D’Angelis  ha sottolineato che «Dopo decenni in cui Governi e Ministri competenti hanno guardato allo sviluppo delle città sotto gli effetti del predominio culturale dell’automobile dedicandogli attenzioni,  risorse e infrastrutture viarie, è giunto il momento di cambiare pagina. C’è un bel videomessaggio che ci fanno arrivare gli italiani che non ne possono più di città inquinate e servizi pubblici inadeguati, e riguarda la ciclorivoluzione e il boom delle biciclette sempre più mezzo di trasporto urbano quotidiano. I dati, nazionali e fiorentino, sono clamorosi e vanno sostenuti con nuove politiche dedicate agli utenti vulnerabili della strada. I Mondiali di Ciclismo sono una straordinaria occasione non solo di sport, ma anche per dedicare maggiore attenzione alla sicurezza delle sempre più persone che scelgono la bici e lasciano a casa l’auto. Dobbiamo dare risposte a questa forte domanda di nuova mobilità con la riforma del Codice della Strada, che il Ministero delle Infrastrutture e Trasporti, insieme al Parlamento, affronterà nelle prossime settimane con particolare attenzione a ciclisti e pedoni. La strada del Governo è quella di favorire la realizzazione di corsie ciclabili, inasprire le sanzioni per chi guida sotto effetto di alcool o droghe, senza dimenticare che diritti e doveri valgono per tutti e anche i ciclisti devono essere più responsabili e condividere le misure di prevenzione e sicurezza adottando dispositivi e sistemi di segnalazione».
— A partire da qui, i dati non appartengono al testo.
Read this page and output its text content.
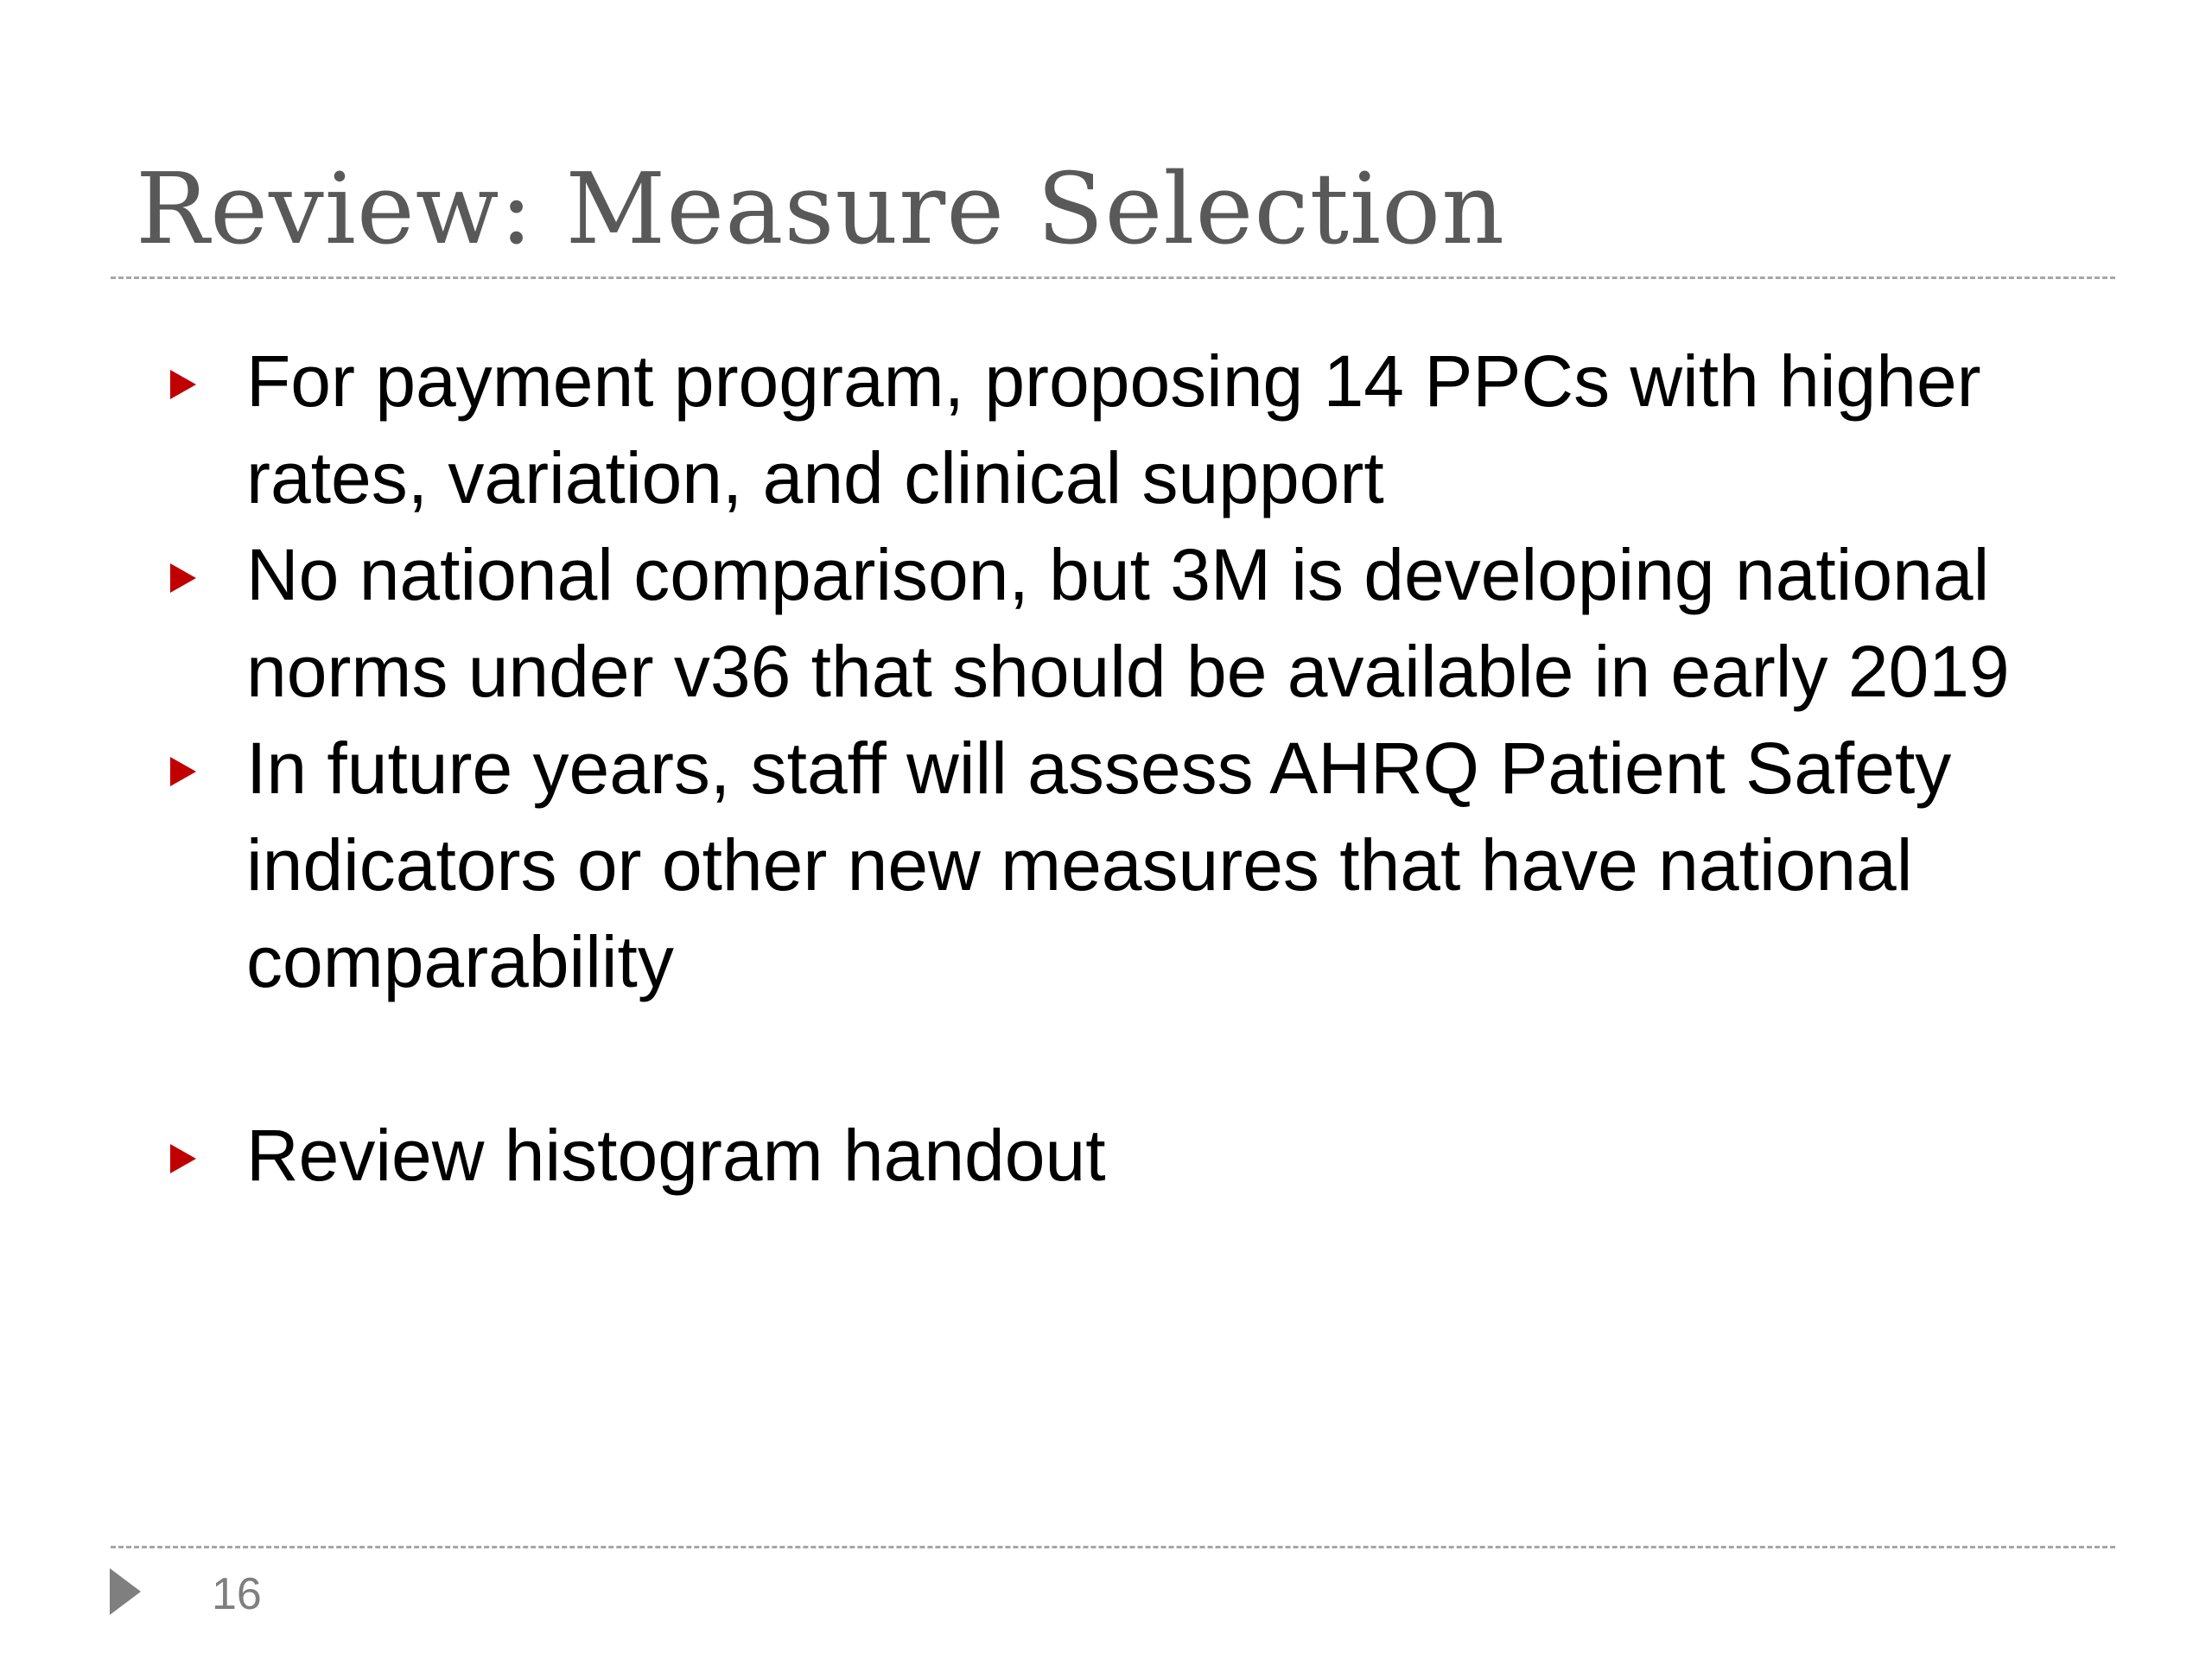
Review: Measure Selection
For payment program, proposing 14 PPCs with higher rates, variation, and clinical support
No national comparison, but 3M is developing national norms under v36 that should be available in early 2019
In future years, staff will assess AHRQ Patient Safety indicators or other new measures that have national comparability
Review histogram handout
16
Nello spazio “2 ruote per la città del futuro”, dedicato alla sicurezza stradale e alla mobilità sostenibile ha preso il via anche la campagna di comunicazione “Sulla buona strada” per la sicurezza stradale con, numerosi video e spot dedicati all’utenza debole e “pillole di sicurezza” su alcool e droga, limiti di velocità, cambio di corsia, cinture di sicurezza. Per le scuole ci saranno numerose iniziative dedicate con lezioni di educazione stradale e progetti specifici come “La buona strada della sicurezza”, concorso con  creazione di storie e disegni sul tema della bicicletta in città e con premiazione finale. Allo stand, che sarà aperto per l’intero Mondiale di Ciclismo fino a domenica 29 (orario continuato 9-19), saranno distribuiti anche dei gadgets dimostrativi come l’etilotest, giubbotti riflettenti per ogni età e marsupi per ciclisti.